Studies related to non-pharmacological techniques for POA management have been published [5, 6, 8,9,10,11, 17] but results related to effectiveness of accompaniment and distraction are not confluents either [9, 17].

Humour and laughter have characteristics that could help reduce pain and stress but the information available is controversial; they seem to reduce anxiety in the area of hospitalisation prior to the operation room, but it has not yet been possible to demonstrate their benefit as anxiolytic therapy within the surgical area [18]. In a study by Vagnoli et al., 40 children aged between 5 and 12 years undergoing paediatric ambulatory surgery were randomised either to distraction and accompaniment by clowns and parents (experimental group) or to parental accompaniment only (control group). The experimental group showed significantly less anxiety during the induction of anaesthesia than the control group. According to a healthcare professional survey, professionals consider that clowns are beneficial for the children, however, most of the professionals believe that the presence of clowns adversely affects their work and would rather not to continue with this strategy [19]. In a subsequent study, Vagnoli et al. concluded that the combination of clowns and parental accompaniment during the preoperative stage achieved a higher reduction of POA than either parental accompaniment only or oral premedication with midazolam [20].

To summarise, the role of clowns and hydroxyzine in the management of anxiety remains unknown, with studies both positive for or against it. The present study aims to address this controversy.

The main objective of this clinical trial is to show whether the combination of hydroxyzine and distracting techniques with clowns have an additive effect for the control of POA. This objective will be evaluated by a specific validated scale (modified Yale Preoperative Anxiety Scale; m-YPAS) and determination of cortisol levels. In addition, the satisfaction of patients, parents and healthcare professionals with the strategy will be evaluated by a satisfaction survey.

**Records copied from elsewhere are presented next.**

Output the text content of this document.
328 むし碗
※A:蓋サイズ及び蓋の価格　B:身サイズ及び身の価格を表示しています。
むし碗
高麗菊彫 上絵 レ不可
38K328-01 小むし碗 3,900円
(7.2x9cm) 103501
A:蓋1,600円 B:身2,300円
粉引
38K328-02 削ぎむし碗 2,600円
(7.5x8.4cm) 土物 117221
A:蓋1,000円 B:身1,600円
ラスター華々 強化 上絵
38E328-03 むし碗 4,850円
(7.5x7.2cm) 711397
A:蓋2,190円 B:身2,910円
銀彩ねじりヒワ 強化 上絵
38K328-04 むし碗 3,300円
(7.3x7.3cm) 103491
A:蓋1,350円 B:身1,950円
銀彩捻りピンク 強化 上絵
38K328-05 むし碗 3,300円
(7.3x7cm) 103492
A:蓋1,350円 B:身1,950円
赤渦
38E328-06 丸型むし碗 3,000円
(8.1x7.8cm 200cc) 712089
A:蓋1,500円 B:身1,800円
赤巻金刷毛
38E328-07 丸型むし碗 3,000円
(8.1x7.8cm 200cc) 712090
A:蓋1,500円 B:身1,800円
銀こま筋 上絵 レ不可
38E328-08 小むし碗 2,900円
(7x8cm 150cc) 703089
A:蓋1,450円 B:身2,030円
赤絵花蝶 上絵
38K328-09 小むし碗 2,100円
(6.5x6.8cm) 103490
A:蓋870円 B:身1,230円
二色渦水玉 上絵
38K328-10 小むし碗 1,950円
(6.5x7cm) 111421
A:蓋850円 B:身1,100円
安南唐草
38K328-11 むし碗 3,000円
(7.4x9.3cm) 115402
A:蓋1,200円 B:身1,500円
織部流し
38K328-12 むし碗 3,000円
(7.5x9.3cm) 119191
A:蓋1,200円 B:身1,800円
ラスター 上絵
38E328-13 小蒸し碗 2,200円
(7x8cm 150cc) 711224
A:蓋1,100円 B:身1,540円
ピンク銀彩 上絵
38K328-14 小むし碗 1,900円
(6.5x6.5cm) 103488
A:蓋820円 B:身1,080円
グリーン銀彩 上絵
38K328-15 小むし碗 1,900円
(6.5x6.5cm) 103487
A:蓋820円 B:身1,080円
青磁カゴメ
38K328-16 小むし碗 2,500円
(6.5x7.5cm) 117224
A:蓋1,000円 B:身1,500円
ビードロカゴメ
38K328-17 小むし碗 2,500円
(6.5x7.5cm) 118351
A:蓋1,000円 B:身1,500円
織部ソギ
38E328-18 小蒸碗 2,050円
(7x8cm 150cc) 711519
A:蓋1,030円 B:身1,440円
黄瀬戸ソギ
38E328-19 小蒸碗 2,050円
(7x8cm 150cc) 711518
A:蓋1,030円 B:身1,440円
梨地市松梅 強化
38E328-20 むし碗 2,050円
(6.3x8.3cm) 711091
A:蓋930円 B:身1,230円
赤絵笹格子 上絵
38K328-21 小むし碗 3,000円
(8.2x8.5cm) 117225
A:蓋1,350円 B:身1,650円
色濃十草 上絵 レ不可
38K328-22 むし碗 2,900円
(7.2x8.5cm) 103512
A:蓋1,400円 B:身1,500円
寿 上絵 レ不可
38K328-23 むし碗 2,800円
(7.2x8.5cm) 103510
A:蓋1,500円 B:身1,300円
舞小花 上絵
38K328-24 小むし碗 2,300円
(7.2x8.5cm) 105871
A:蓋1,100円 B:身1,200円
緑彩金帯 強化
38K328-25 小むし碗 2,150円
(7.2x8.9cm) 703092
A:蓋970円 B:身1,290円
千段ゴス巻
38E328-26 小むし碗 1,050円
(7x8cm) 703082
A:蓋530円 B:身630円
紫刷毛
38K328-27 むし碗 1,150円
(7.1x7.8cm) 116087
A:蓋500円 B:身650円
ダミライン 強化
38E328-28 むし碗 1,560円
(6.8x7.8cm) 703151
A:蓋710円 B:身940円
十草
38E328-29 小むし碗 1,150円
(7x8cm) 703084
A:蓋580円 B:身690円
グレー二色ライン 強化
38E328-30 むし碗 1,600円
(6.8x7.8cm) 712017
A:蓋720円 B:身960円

The study was approved by the appropriate Institutional Review Board and written informed consent was obtained from all subjects, legal surrogates, parents or legal guardians for minor subjects.

The trial was registered prior to patient enrolment at identifier: NCT03324828 (Principal investigator: Esther Aleo Luján, Date of registration: October 30, 2017).

Trial design

This is a unicentric, randomised, controlled clinical trial with parallel groups double blinded for pharmacological intervention. The CONSORT guidelines for randomised controlled trials will be used. This protocol also adheres to the SPIRIT guidelines. The study schedule of enrolment, interventions and assessments are included in Fig. 1.

Population and setting

The study will be carried out in the Hospital Clínico San Carlos (HCSC), Madrid, Spain. Patients who will undergo paediatric ambulatory surgery will be included.

Inclusion criteria

The inclusion criteria will be the following:

  1. 1)

    Children aged between 2 and 16 years old.

  2. 2)

    American Society of Anesthesiologists physical status classification grades I and II.

  3. 3)

    Informed consent (IC) signed by parents or legal guardians of the minors.

  4. 4)

    Specific informed consent for children aged between 12 and 16 years old.

  5. 5)

    No confirmed allergies to antihistamines.

Exclusion criteria

The exclusion criteria will be the following:

  1. 1)

    Patients who had undergone previous surgery at age 2 years or older; when children undergo operations at an age younger than 2 years old, they do not remember the surgical experience and therefore the variables analysed are not influenced by this previous experience.

  2. 2)

    Patients with hypersensitivity to the active substance, to any of the excipients, to cetirizine, to other derivatives of piperazine, to aminophylline or to ethyleneamine.

  3. 3)

    Patients with porphyria.

  4. 4)

    Patients with diagnosed a prolongation of the QT interval.

  5. 5)

    Patients with risk factors for QT interval prolongation, including pre-existing cardiovascular disease, electrolyte balance disturbances (hypokalaemia, hypomagnesaemia), family history of sudden cardiac death, significant bradycardia and concomitant use of drugs with the potential to produce prolongation of the QT interval and/or induce Torsade de Pointes.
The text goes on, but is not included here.